Roasted Chicken with Creamy Cheddar Rice

Back when Mike and I were dating and in the “get to know each other” stage, he asked me who I was more like, my mom or my dad. I answered that I was more like my dad with such certainty that Mike was surprised and asked why I thought that. Immediately and without thinking I replied: “We both have a fear of uncooked chicken.” While that is certainly true, Mike found it extremely funny and we joke about it to this day. I try to remind him of the humor in the situation when I realize yet again that I’ve overcooked our dinner in the quest to avoid salmonella.

I mention that incident only because one of the things that set this meal apart was that I did not overcook the chicken. There are plenty of other positives about this meal – I will be making the creamy cheddar rice again and again, but the juicy and flavorful chicken was definitely the star of the show. This was a fairly simple meal with minimal clean-up as well. Mike requested that we make this part of our weekly menu, which I’m pretty sure means he liked it. :)

Roasted Chicken with Creamy Cheddar Rice

Roasted Chicken with Creamy Cheddar Rice

Roasted Chicken with Creamy Cheddar Rice


1 cup brown basmati rice
3 tsp olive oil, divided
1/2 cup chopped yellow onion
2 cups water
3/4 tsp salt
4 medium boneless skinless chicken thighs
salt and pepper
1 tsp Italian seasoning
4 oz sharp cheddar cheese, grated
1/2 cup sour cream
steamed fresh broccoli


Preheat oven to 375. Place uncooked rice in an 8 inch square pan and set aside.
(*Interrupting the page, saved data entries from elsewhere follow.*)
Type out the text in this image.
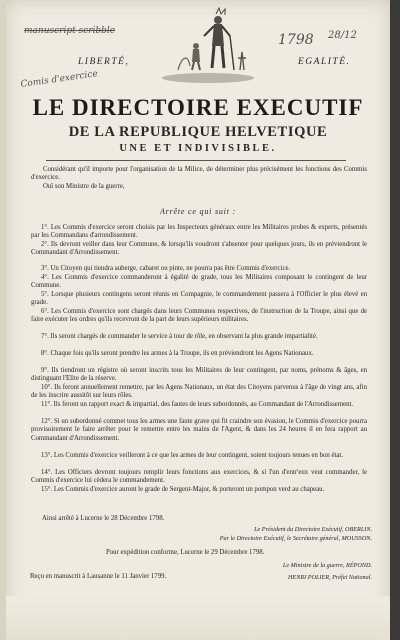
manuscript scribble
Comis d'exercice
1798 28/12
LIBERTÉ,	EGALITÉ.
LE DIRECTOIRE EXECUTIF
DE LA REPUBLIQUE HELVETIQUE
UNE ET INDIVISIBLE.
Considérant qu'il importe pour l'organisation de la Milice, de déterminer plus précisément les fonctions des Commis d'exercice.
Ouï son Ministre de la guerre,
Arrête ce qui suit :
1°. Les Commis d'exercice seront choisis par les Inspecteurs généraux entre les Militaires probes & experts, présentés par les Commandans d'arrondissement.
2°. Ils devront veiller dans leur Commune, & lorsqu'ils voudront s'absenter pour quelques jours, ils en préviendront le Commandant d'Arrondissement.
3°. Un Citoyen qui tiendra auberge, cabaret ou pinte, ne pourra pas être Commis d'exercice.
4°. Les Commis d'exercice commanderont à égalité de grade, tous les Militaires composant le contingent de leur Commune.
5°. Lorsque plusieurs contingens seront réunis en Compagnie, le commandement passera à l'Officier le plus élevé en grade.
6°. Les Commis d'exercice sont chargés dans leurs Communes respectives, de l'instruction de la Troupe, ainsi que de faire exécuter les ordres qu'ils recevront de la part de leurs supérieurs militaires.
7°. Ils seront chargés de commander le service à tour de rôle, en observant la plus grande impartialité.
8°. Chaque fois qu'ils seront prendre les armes à la Troupe, ils en préviendront les Agens Nationaux.
9°. Ils tiendront un régistre où seront inscrits tous les Militaires de leur contingent, par noms, prénoms & âges, en distinguant l'Elite de la réserve.
10°. Ils feront annuellement remettre, par les Agens Nationaux, un état des Citoyens parvenus à l'âge de vingt ans, afin de les inscrire aussitôt sur leurs rôles.
11°. Ils feront un rapport exact & impartial, des fautes de leurs subordonnés, au Commandant de l'Arrondissement.
12°. Si un subordonné commet tous les armes une faute grave qui fit craindre son évasion, le Commis d'exercice pourra provisoirement le faire arrêter pour le remettre entre les mains de l'Agent, & dans les 24 heures il en fera rapport au Commandant d'Arrondissement.
13°. Les Commis d'exercice veilleront à ce que les armes de leur contingent, soient toujours tenues en bon état.
14°. Les Officiers devront toujours remplir leurs fonctions aux exercices, & si l'un d'entr'eux veut commander, le Commis d'exercice lui cèdera le commandement.
15°. Les Commis d'exercice auront le grade de Sergent-Major, & porteront un pompon verd au chapeau.
Ainsi arrêté à Lucerne le 28 Décembre 1798.
Le Président du Directoire Exécutif, OBERLIN.
Par le Directoire Exécutif, le Secrétaire général, MOUSSON.
Pour expédition conforme, Lucerne le 29 Décembre 1798.
Le Ministre de la guerre, RÉPOND.
Reçu en manuscrit à Lausanne le 11 Janvier 1799.	HENRI POLIER, Préfet National.
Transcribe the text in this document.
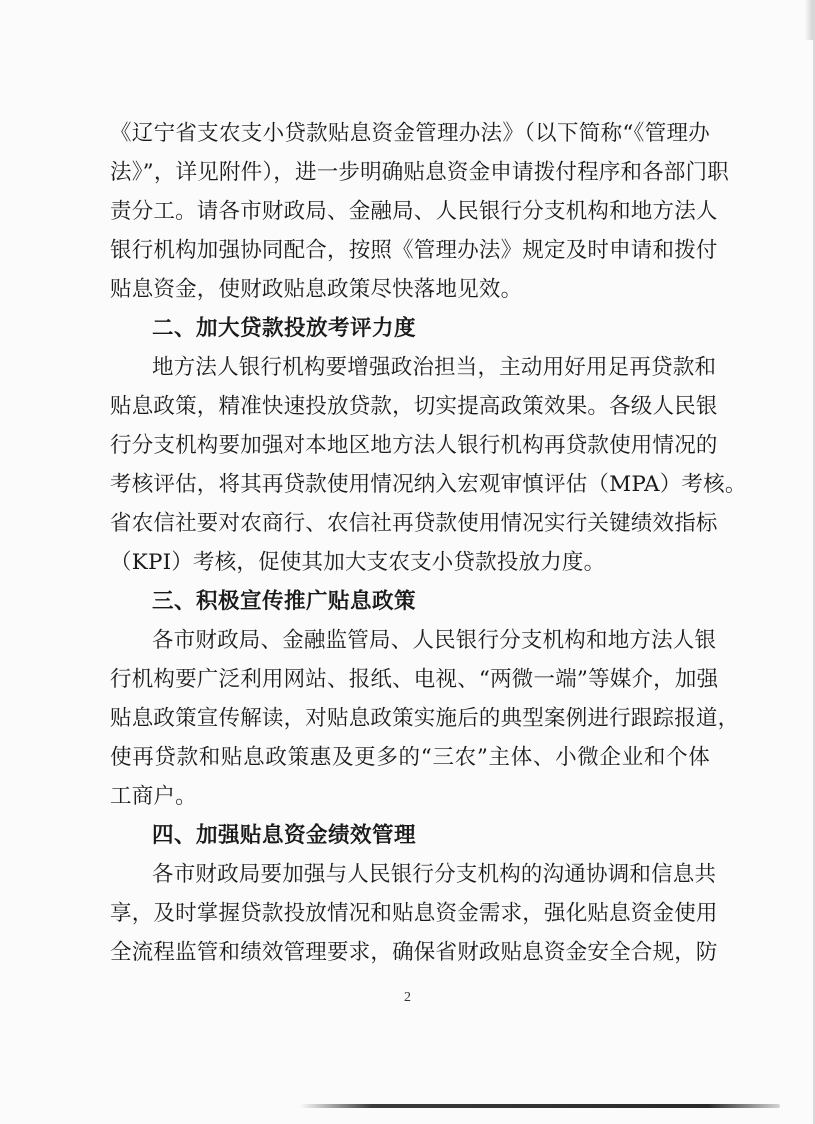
《辽宁省支农支小贷款贴息资金管理办法》（以下简称“《管理办
法》”，详见附件），进一步明确贴息资金申请拨付程序和各部门职
责分工。请各市财政局、金融局、人民银行分支机构和地方法人
银行机构加强协同配合，按照《管理办法》规定及时申请和拨付
贴息资金，使财政贴息政策尽快落地见效。
二、加大贷款投放考评力度
地方法人银行机构要增强政治担当，主动用好用足再贷款和
贴息政策，精准快速投放贷款，切实提高政策效果。各级人民银
行分支机构要加强对本地区地方法人银行机构再贷款使用情况的
考核评估，将其再贷款使用情况纳入宏观审慎评估（MPA）考核。
省农信社要对农商行、农信社再贷款使用情况实行关键绩效指标
（KPI）考核，促使其加大支农支小贷款投放力度。
三、积极宣传推广贴息政策
各市财政局、金融监管局、人民银行分支机构和地方法人银
行机构要广泛利用网站、报纸、电视、“两微一端”等媒介，加强
贴息政策宣传解读，对贴息政策实施后的典型案例进行跟踪报道，
使再贷款和贴息政策惠及更多的“三农”主体、小微企业和个体
工商户。
四、加强贴息资金绩效管理
各市财政局要加强与人民银行分支机构的沟通协调和信息共
享，及时掌握贷款投放情况和贴息资金需求，强化贴息资金使用
全流程监管和绩效管理要求，确保省财政贴息资金安全合规，防
2
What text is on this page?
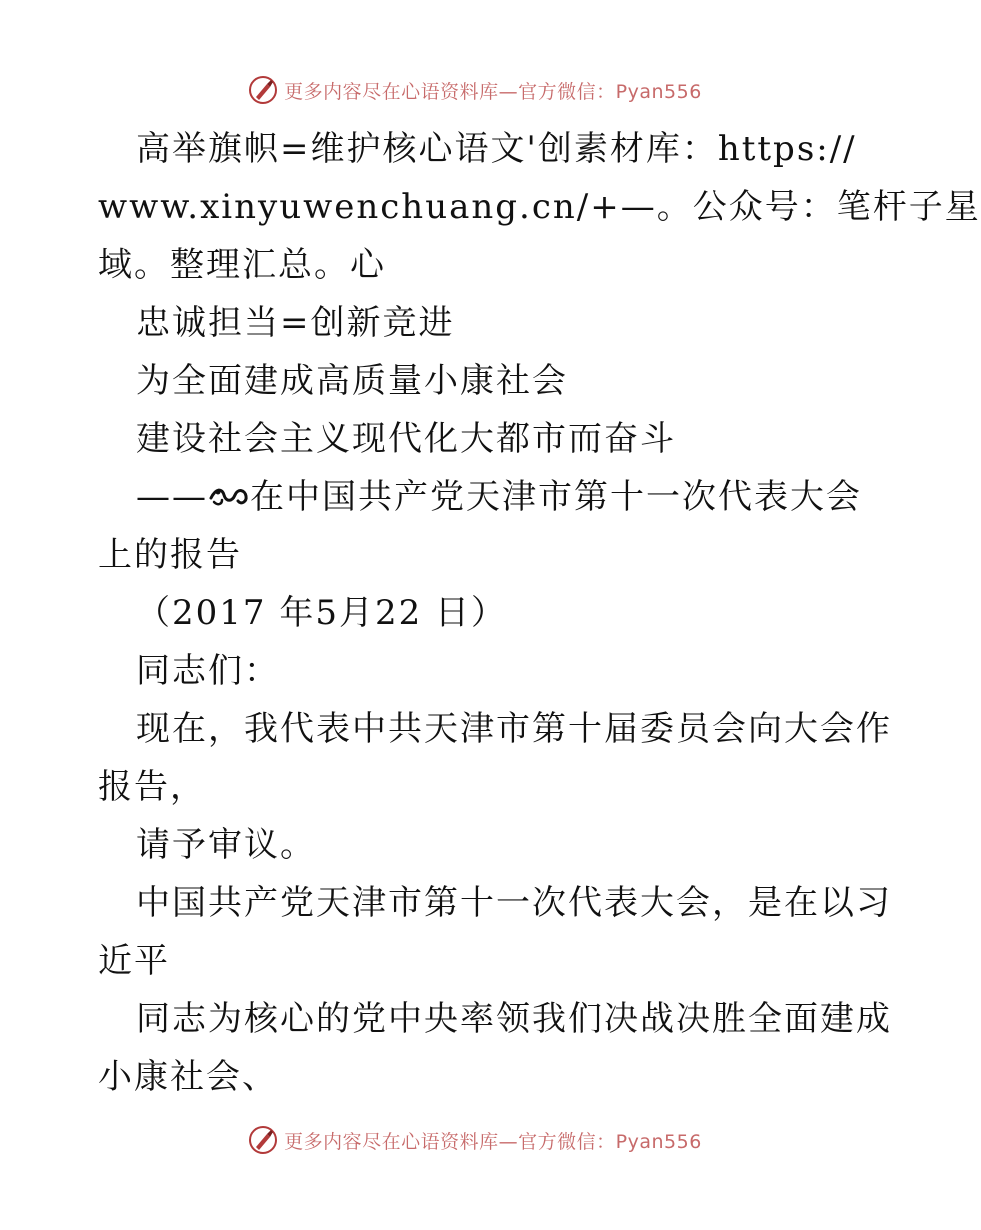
更多内容尽在心语资料库—官方微信：Pyan556
高举旗帜=维护核心语文'创素材库：https://
www.xinyuwenchuang.cn/+—。公众号：笔杆子星
域。整理汇总。心
忠诚担当=创新竞进
为全面建成高质量小康社会
建设社会主义现代化大都市而奋斗
—— 在中国共产党天津市第十一次代表大会
上的报告
（2017 年5月22 日）
同志们：
现在，我代表中共天津市第十届委员会向大会作
报告，
请予审议。
中国共产党天津市第十一次代表大会，是在以习
近平
同志为核心的党中央率领我们决战决胜全面建成
小康社会、
更多内容尽在心语资料库—官方微信：Pyan556
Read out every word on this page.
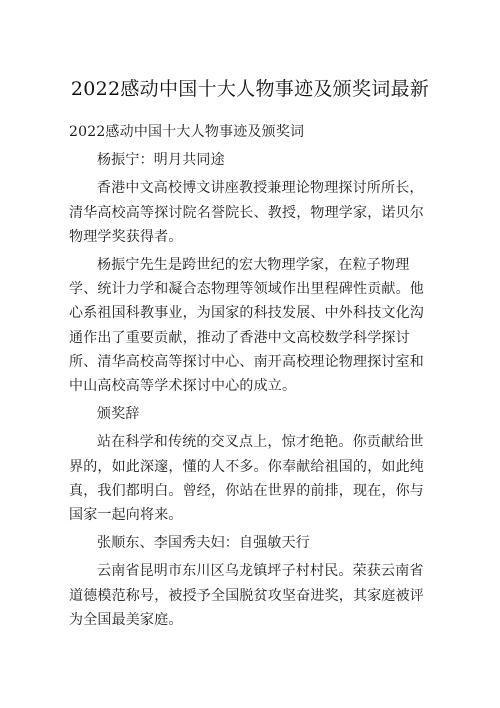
2022感动中国十大人物事迹及颁奖词最新

2022感动中国十大人物事迹及颁奖词

杨振宁：明月共同途

香港中文高校博文讲座教授兼理论物理探讨所所长，清华高校高等探讨院名誉院长、教授，物理学家，诺贝尔物理学奖获得者。

杨振宁先生是跨世纪的宏大物理学家，在粒子物理学、统计力学和凝合态物理等领域作出里程碑性贡献。他心系祖国科教事业，为国家的科技发展、中外科技文化沟通作出了重要贡献，推动了香港中文高校数学科学探讨所、清华高校高等探讨中心、南开高校理论物理探讨室和中山高校高等学术探讨中心的成立。

颁奖辞

站在科学和传统的交叉点上，惊才绝艳。你贡献给世界的，如此深邃，懂的人不多。你奉献给祖国的，如此纯真，我们都明白。曾经，你站在世界的前排，现在，你与国家一起向将来。

张顺东、李国秀夫妇：自强敏天行

云南省昆明市东川区乌龙镇坪子村村民。荣获云南省道德模范称号，被授予全国脱贫攻坚奋进奖，其家庭被评为全国最美家庭。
In a medium saucepan, warm 2 tsps of oil over medium heat. Add onion and cook, stirring, until tender, about 3 minutes. Add the water and salt to the saucepan and bring to a boil. Pour over the rice in the pan and cover tightly with foil. Place on the middle rack of the oven and bake for 45 minutes.

Meanwhile, line a baking sheet with aluminum foil and spray lightly with cooking spray. (Make sure to use a baking sheet with sides to catch the juices!) Place the chicken thighs on the baking sheet and brush lightly with olive oil and sprinkle with salt, pepper and Italian seasoning.

When the rice has baked for 45 minutes, place the chicken on the upper rack of the oven. Continue baking 15 minutes, or until rice is tender. Leave the chicken in the oven, remove the rice, and stir in the cheddar and sour cream. Recover loosely with foil and return to the oven. Bake for 10-15 minutes longer, or until the chicken is lightly browned and cooked through. Stir the steamed broccoli into the rice, or serve alongside.